Com base em mais de 150 depoimentos, a imensa maioria deles anônimos, o livro rapidamente se tornou alvo de polêmica, com resenhas negativas na imprensa, por conta de se focar no lado sombrio do fundador do PayPal e da Palantir.

O jornal britânico Financial Times (FT), por exemplo, perguntou em um artigo: “Quem é o Peter Thiel real?” E acrescentou: “a biografia de Max Chafkin apresenta informações controversas sobre o magnata da tecnologia.” O jornalista Richard Waters, em sua resenha no FT, diz que Thiel foi reduzido ao papel de um vilão desagradável na biografia de Chafkin.

“Libertário maluco, supervilão de James Bond, provocador de direita: todas essas são caricaturas que os críticos procuraram atribuir ao investidor em tecnologia que se tornou o mais proeminente patrocinador de Donald Trump no Vale do Silício. São também rótulos que é fácil imaginar o próprio Thiel saboreando”, escreveu Waters.

Pelas 400 páginas do livro, que ainda não foi traduzido para o português, Chafkin conta a história de como Thiel esteve por trás da falência do grupo de mídia Gawker, que controlava sites como Gizmodo, Lifehacker e Valleywag.

Ele financiou secretamente um processo do lutador de luta livre, ator e empresário Hulk Hogan contra a Valleywag por ter divulgado um vídeo que flagra Hogan transando com a mulher de um amigo. A Justiça condenou a editora a pagar uma indenização de US$ 140 milhões, que a levou à falência.

O que motivou Thiel a apoiar a causa de Hogan foi uma vingança, por conta de um artigo antigo, escrito na Valleywag, com o título “Peter Thiel is totally gay, people”. Na época, em 2013, a orientação sexual de Thiel não era conhecida.

O livro "The Contrarian"

The Contrarian acusa também Thiel de usar táticas para impulsionar o crescimento do PayPal através de “truques insustentáveis ​​ou eticamente duvidosos”, que mais tarde levaram ao mau comportamento de empresas como a Uber. E aborda também as estratégias do empresário e investidor para pagar menos impostos nos Estados Unidos.

De acordo com Chafkin, Thiel é hábil em encontrar maneiras inteligentes de limitar sua exposição fiscal e tem usado uma conta chamada de Roth IRA, voltada para a aposentadoria, como um veículo de investimento. “Por meio de um planejamento tributário muito inteligente, Thiel conseguiu acumular bilhões de dólares nesta conta isenta de impostos”, disse Chafkin, em uma entrevista à revista TIME.

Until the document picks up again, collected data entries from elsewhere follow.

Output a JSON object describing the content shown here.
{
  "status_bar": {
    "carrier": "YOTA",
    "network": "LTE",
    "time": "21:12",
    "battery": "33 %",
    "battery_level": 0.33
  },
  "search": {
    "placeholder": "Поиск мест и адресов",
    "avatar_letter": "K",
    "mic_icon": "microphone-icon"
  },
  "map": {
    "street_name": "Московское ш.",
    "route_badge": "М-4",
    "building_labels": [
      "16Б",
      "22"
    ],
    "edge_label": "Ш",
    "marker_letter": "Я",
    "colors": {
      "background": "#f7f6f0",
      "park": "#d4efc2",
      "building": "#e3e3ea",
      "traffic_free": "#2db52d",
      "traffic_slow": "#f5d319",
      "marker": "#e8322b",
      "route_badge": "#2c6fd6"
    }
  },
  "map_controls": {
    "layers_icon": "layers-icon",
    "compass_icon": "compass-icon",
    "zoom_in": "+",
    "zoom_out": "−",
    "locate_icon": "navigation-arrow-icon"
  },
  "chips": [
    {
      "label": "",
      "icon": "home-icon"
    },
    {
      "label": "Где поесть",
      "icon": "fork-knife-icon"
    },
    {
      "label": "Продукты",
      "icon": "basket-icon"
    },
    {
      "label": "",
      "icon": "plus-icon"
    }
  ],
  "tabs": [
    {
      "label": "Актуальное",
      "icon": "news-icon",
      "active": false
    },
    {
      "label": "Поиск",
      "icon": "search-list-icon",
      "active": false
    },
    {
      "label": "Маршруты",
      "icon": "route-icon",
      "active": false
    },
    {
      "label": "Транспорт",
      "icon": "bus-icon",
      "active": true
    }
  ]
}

Ao explorar essa faceta, Chafkin deixa de abordar o lado revolucionário de Thiel, que está por trás das principais empresas do Vale do Silício através de seu fundo, o Funders Fund, e que já investiu em startups como Facebook, Airbnb, Affirm, Asana, Spotify e muitas outras companhias que moldaram, recentemente, o mundo de tecnologia ao redor do mundo - para o bem e para o mal.

O jornalista americano Walter Isaacson, que escreveu a biografia de Steve Jobs (1955-2011), mostrou o fundador da Apple como um gênio que revolucionou o setor de tecnologia com o Mac, o iPod, o iPhone e o iPad. Mas não deixou de abordar o lado irascível, insensível e até mesmo desumano de Jobs no relacionamento com familiares, amigos e funcionários.

Afinal, as pessoas são boas e más e erram e acertam. Ao escolher um lado da história, como as resenhas que saíram sobre livro criticam, Chafkin deixa de trazer aos leitores um perfil mais humano de uma das mais interessantes e influentes pessoas que surgiram no Vale do Silício nas últimas duas décadas.